Next Wednesday at the Doubletree Hotel, in a room surrounded by people who also want the best for Colorado Springs but can't seem to make it happen, Mayor Lionel Rivera will embark on his final lap as the head of this city's government.
Perhaps it's ironic that, with 10 months still remaining in office, his final State of the City speech comes now. But this has become an annual rite of summer, as civic and business leaders gather to hear the same, increasingly tired message of how wonderful this place continues to be, despite its growing challenges. Yet in fact it's another thinly veiled fund-raiser for the Greater Colorado Springs Chamber of Commerce, and a lunch-hour pep rally without real substance.
Year after year, Rivera has tossed out verbal bouquets, calling us a world-class city and harping on the latest publicity-seeking national magazines that have rated Colorado Springs the No. 3 city in America for some quality-of-life measure. All that, while the effects of economic decline and anti-tax sentiments — not to mention a collapse in public confidence — have dragged the city into a snakepit of despair and aimless meandering.
Yet, despite everything, Rivera still could have been a true hero. What the city has needed most, especially during these past three treacherous years, has been somebody with ideas, spunk and eloquence to help Colorado Springs avoid the sinkholes.
It was, and still is, a perfect opportunity to step forward, rebuild that public confidence and instill a fresh spirit across the city.
Rivera, after 15 years on Council and seven as mayor, cannot pretend to look back at his tenure with a sense of satisfaction, and he should not even imply that the Springs is in better shape now than when he took office. If he tries to do that in his final State of the City address, he'll only succeed in making himself look even more disconnected from reality.
My advice for the mayor: Don't give us the same old sermon. Admit mistakes. Share what you wish you had done differently.

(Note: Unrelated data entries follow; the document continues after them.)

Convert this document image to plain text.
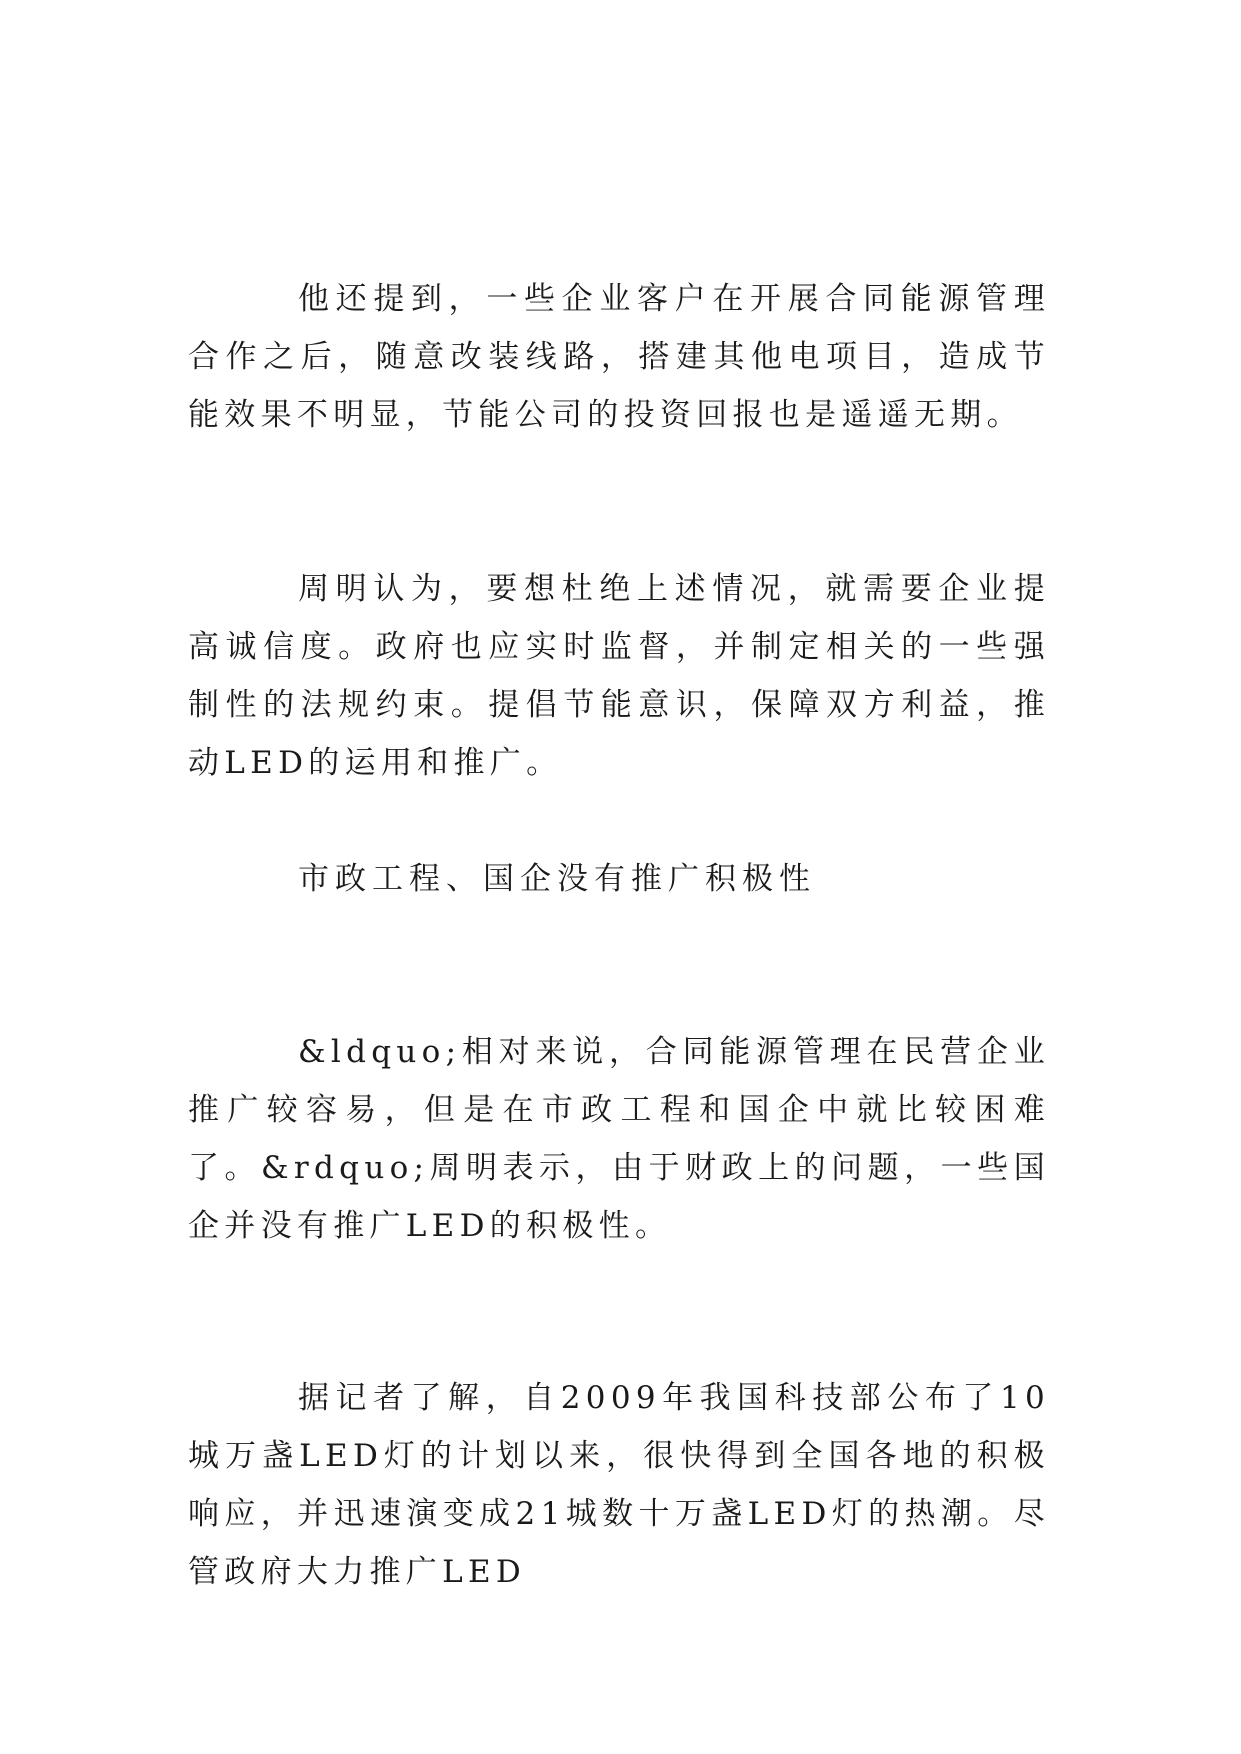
他还提到，一些企业客户在开展合同能源管理合作之后，随意改装线路，搭建其他电项目，造成节能效果不明显，节能公司的投资回报也是遥遥无期。

周明认为，要想杜绝上述情况，就需要企业提高诚信度。政府也应实时监督，并制定相关的一些强制性的法规约束。提倡节能意识，保障双方利益，推动LED的运用和推广。

市政工程、国企没有推广积极性

&ldquo;相对来说，合同能源管理在民营企业推广较容易，但是在市政工程和国企中就比较困难了。&rdquo;周明表示，由于财政上的问题，一些国企并没有推广LED的积极性。

据记者了解，自2009年我国科技部公布了10城万盏LED灯的计划以来，很快得到全国各地的积极响应，并迅速演变成21城数十万盏LED灯的热潮。尽管政府大力推广LED
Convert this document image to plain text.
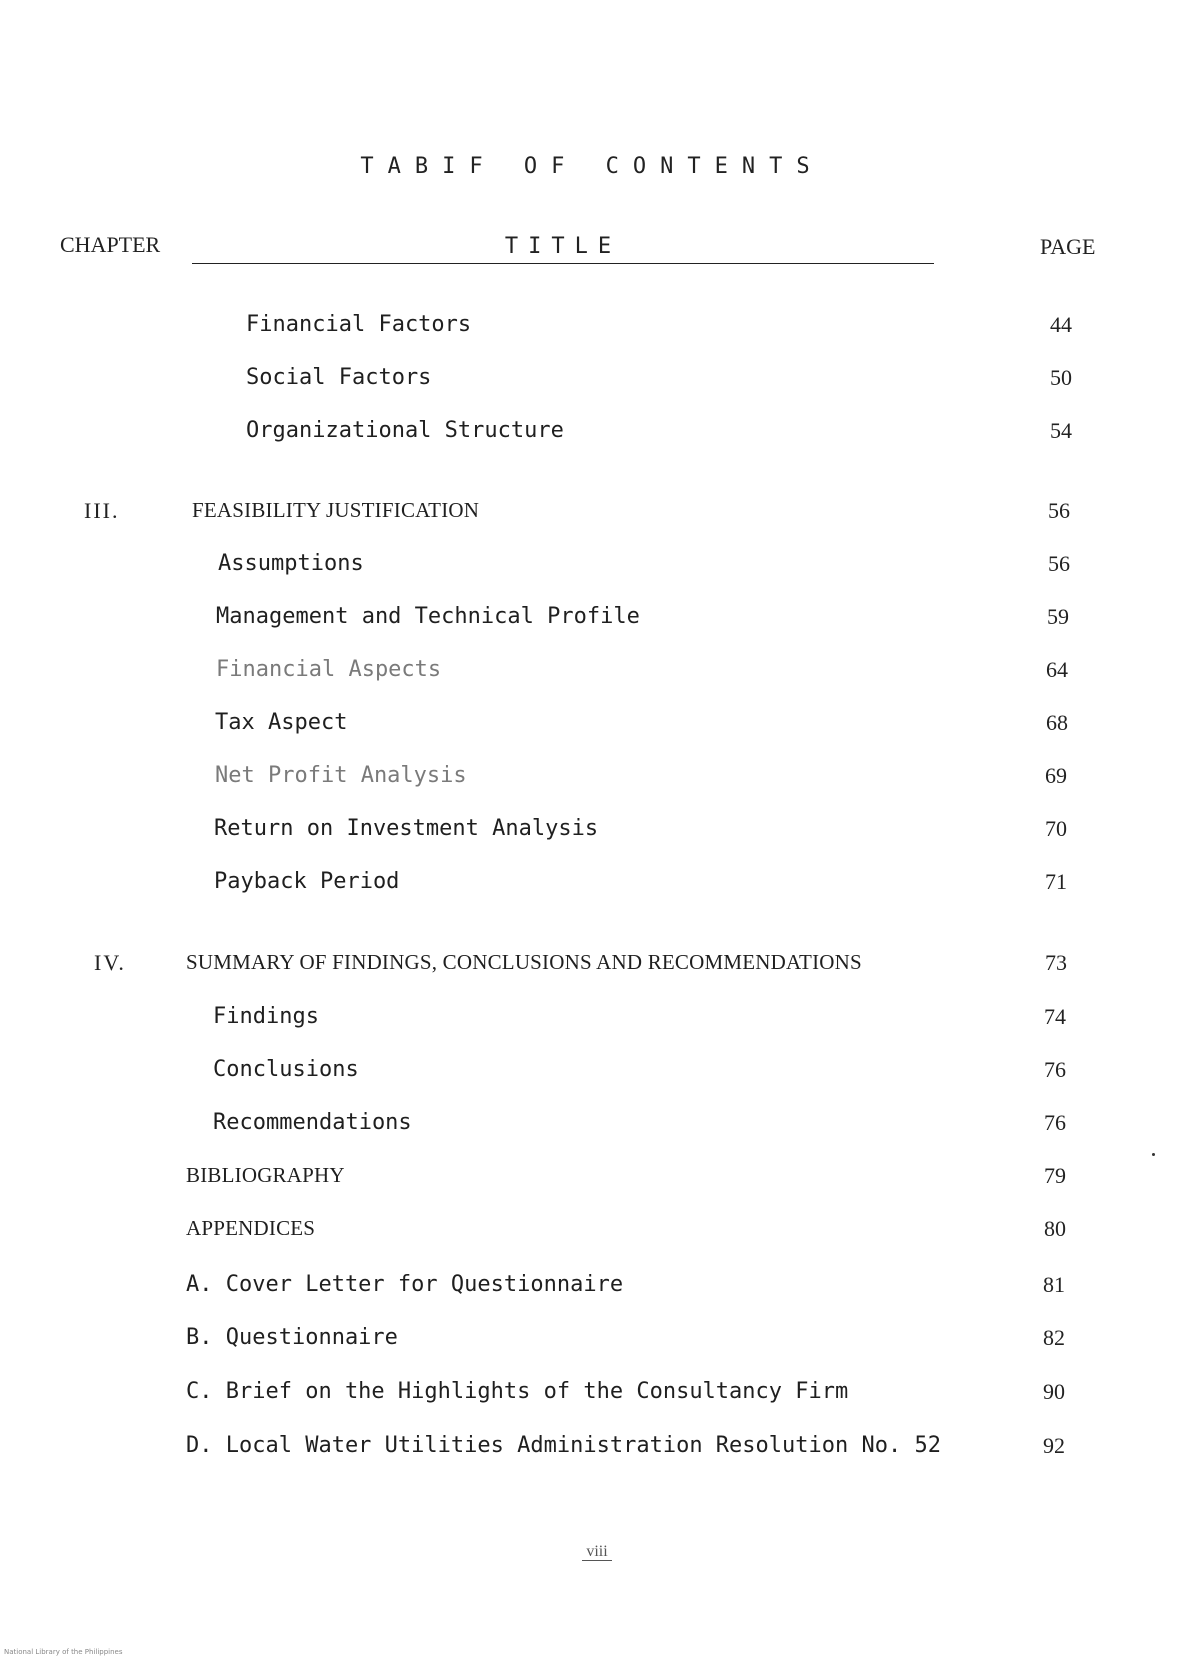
TABIF OF CONTENTS
CHAPTER	TITLE	PAGE
Financial Factors	44
Social Factors	50
Organizational Structure	54
III.	FEASIBILITY JUSTIFICATION	56
Assumptions	56
Management and Technical Profile	59
Financial Aspects	64
Tax Aspect	68
Net Profit Analysis	69
Return on Investment Analysis	70
Payback Period	71
IV.	SUMMARY OF FINDINGS, CONCLUSIONS AND RECOMMENDATIONS	73
Findings	74
Conclusions	76
Recommendations	76
BIBLIOGRAPHY	79
APPENDICES	80
A. Cover Letter for Questionnaire	81
B. Questionnaire	82
C. Brief on the Highlights of the Consultancy Firm	90
D. Local Water Utilities Administration Resolution No. 52	92
viii
National Library of the Philippines
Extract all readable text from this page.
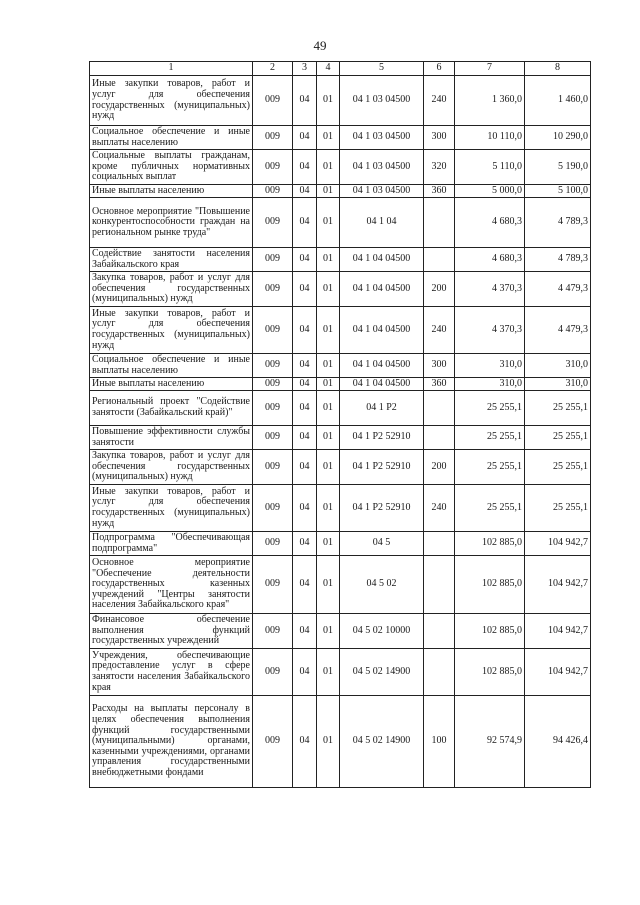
49
1	2	3	4	5	6	7	8
Иные закупки товаров, работ и услуг для обеспечения государственных (муниципальных) нужд	009	04	01	04 1 03 04500	240	1 360,0	1 460,0
Социальное обеспечение и иные выплаты населению	009	04	01	04 1 03 04500	300	10 110,0	10 290,0
Социальные выплаты гражданам, кроме публичных нормативных социальных выплат	009	04	01	04 1 03 04500	320	5 110,0	5 190,0
Иные выплаты населению	009	04	01	04 1 03 04500	360	5 000,0	5 100,0
Основное мероприятие "Повышение конкурентоспособности граждан на региональном рынке труда"	009	04	01	04 1 04		4 680,3	4 789,3
Содействие занятости населения Забайкальского края	009	04	01	04 1 04 04500		4 680,3	4 789,3
Закупка товаров, работ и услуг для обеспечения государственных (муниципальных) нужд	009	04	01	04 1 04 04500	200	4 370,3	4 479,3
Иные закупки товаров, работ и услуг для обеспечения государственных (муниципальных) нужд	009	04	01	04 1 04 04500	240	4 370,3	4 479,3
Социальное обеспечение и иные выплаты населению	009	04	01	04 1 04 04500	300	310,0	310,0
Иные выплаты населению	009	04	01	04 1 04 04500	360	310,0	310,0
Региональный проект "Содействие занятости (Забайкальский край)"	009	04	01	04 1 P2		25 255,1	25 255,1
Повышение эффективности службы занятости	009	04	01	04 1 P2 52910		25 255,1	25 255,1
Закупка товаров, работ и услуг для обеспечения государственных (муниципальных) нужд	009	04	01	04 1 P2 52910	200	25 255,1	25 255,1
Иные закупки товаров, работ и услуг для обеспечения государственных (муниципальных) нужд	009	04	01	04 1 P2 52910	240	25 255,1	25 255,1
Подпрограмма "Обеспечивающая подпрограмма"	009	04	01	04 5		102 885,0	104 942,7
Основное мероприятие "Обеспечение деятельности государственных казенных учреждений "Центры занятости населения Забайкальского края"	009	04	01	04 5 02		102 885,0	104 942,7
Финансовое обеспечение выполнения функций государственных учреждений	009	04	01	04 5 02 10000		102 885,0	104 942,7
Учреждения, обеспечивающие предоставление услуг в сфере занятости населения Забайкальского края	009	04	01	04 5 02 14900		102 885,0	104 942,7
Расходы на выплаты персоналу в целях обеспечения выполнения функций государственными (муниципальными) органами, казенными учреждениями, органами управления государственными внебюджетными фондами	009	04	01	04 5 02 14900	100	92 574,9	94 426,4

Give the next mayor and Council, which will have a majority of new members next April, your ideas on how Colorado Springs might dig out of its current hole.
Start by acknowledging, instead of ignoring as in the past, the real-life gorilla in our midst. That would be Douglas Bruce, the avowed enemy of progress and prosperity. Riding the momentum of his 2009 ballot-issue victories, Bruce is going for the kill in months ahead with more proposals for voters in the November and April elections. Bruce's measures would decimate our state and local governments, once and for all, under the guise of reducing taxes even more and cutting the remaining "waste" out of government.
It's not smart to attack Bruce personally. Instead, Rivera and the rest of City Council must lay out their best arguments against Bruce's actual strategies, detailing the true consequences. At the same time, Rivera should suggest ballot issues for Council to embrace and put before voters in upcoming elections.
First, as long as Bruce is trying to capitalize on his most recent success (which was more of a slap at city leaders than a victory for Bruce), let's resurrect the proposal from last year, brought forward by Indy publisher John Weiss, that would take away much of Colorado Springs' restrictive local version of the Taxpayer's Bill of Rights, while retaining the mandate that voters must approve any tax increases.
Also, why not give the voters some city-sponsored alternatives, such as a well-defined special services tax solely for parks, community centers and related facilities? And why not add in a targeted transportation measure that would bring back committed funding for city bus service, seven days a week, returning to pre-downturn levels? It would be helpful if they were tied to property tax as well as sales tax, and perhaps at least one could be.
Mayor Rivera surely has ideas of his own. If so, now is the time to share them, leading into the elections ahead. This is his last shot, but he still has a unique platform. Our city has never needed true leadership more than now.
No looking back, please. Just forward.